The Japan, Toyko, Dec. 15: In the October announcement of its decision to bestow the 2009 Nobel Peace Prize on U.S. President Barack Obama, the Norwegian Nobel Committee attached special importance to his “vision of and work for a world without nuclear weapons.” The committee also praised the U.S. president by stating: “Only very rarely has a person to the same extent as Obama captured the world’s attention and given its people hope for a better future.”

Realism

But the prevailing political circumstances seem to have forced Mr. Obama to put more stress on realism in international politics than on ideals and hope. In his acceptance speech, entitled “A Just and Lasting Peace,” given in Oslo Dec. 10, he acknowledged that occasions arise when use of military force becomes necessary to realize peace.

Clearly aware of criticism, especially in the United States, that he cannot claim any concrete achievements of a global scale, Mr. Obama was humble in the opening part of his speech. He said, “I am at the beginning, and not the end, of my labors on the world stage.”

A Gallup poll taken a week after the Norwegian committee’s announcement found that 34 percent thought that Mr. Obama deserved the prize, while 61 percent did not. The results of a CNN/Opinion Research Corp. survey released Dec. 9 showed that only 19 percent of respondents thought Mr. Obama deserved the prize now, with 35 percent regarding it likely that he will eventually accomplish enough to deserve it, and more than 40 percent believing that he will never deserve the prize.

Mr. Obama also admitted that “my accomplishments are slight” when compared with people like Albert Schweitzer (the 1952 Nobel Peace Prize winner), Martin Luther King Jr. (the 1964 winner of the prize), George Marshall (former U.S. Secretary of State known for the Marshall Plan for European reconstruction after World War II) and Nelson Mandela (the 1993 recipient of the prize).

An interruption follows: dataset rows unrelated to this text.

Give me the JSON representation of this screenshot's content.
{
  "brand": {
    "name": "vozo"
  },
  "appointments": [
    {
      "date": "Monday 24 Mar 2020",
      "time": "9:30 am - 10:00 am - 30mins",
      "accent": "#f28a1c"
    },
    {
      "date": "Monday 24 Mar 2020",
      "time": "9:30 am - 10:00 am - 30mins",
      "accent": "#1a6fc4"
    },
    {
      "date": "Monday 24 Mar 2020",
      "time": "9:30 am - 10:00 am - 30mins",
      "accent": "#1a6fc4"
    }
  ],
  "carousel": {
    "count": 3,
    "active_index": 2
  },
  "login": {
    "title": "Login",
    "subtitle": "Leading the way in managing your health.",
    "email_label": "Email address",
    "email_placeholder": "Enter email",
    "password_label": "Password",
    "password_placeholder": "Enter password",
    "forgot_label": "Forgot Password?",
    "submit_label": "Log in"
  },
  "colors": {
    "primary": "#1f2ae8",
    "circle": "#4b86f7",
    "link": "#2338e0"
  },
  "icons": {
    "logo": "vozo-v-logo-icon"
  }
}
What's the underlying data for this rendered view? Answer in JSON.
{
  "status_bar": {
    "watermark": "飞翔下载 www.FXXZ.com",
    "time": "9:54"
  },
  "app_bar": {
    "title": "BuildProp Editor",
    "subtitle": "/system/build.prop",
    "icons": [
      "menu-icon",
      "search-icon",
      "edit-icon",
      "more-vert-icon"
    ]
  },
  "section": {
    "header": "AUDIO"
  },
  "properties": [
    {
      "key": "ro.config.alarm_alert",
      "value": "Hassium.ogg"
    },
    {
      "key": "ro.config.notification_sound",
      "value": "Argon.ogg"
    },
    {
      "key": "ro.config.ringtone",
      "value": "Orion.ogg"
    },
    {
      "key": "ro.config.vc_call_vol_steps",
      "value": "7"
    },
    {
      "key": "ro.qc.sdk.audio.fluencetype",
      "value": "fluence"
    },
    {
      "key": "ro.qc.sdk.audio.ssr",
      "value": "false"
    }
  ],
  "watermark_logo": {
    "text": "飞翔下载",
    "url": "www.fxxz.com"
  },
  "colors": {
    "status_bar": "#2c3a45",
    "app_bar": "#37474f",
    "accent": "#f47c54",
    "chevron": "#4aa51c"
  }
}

The acceptance ceremony came nine days after Mr. Obama announced that he will send 30,000 more troops to Afghanistan, and the fact that his administration is waging war in Iraq and Afghanistan clearly weighed on his mind. He acknowledged that “perhaps the most profound issue surrounding my receipt of this prize is the fact that I am the Commander-in-Chief of the military of a nation in the midst of two wars.”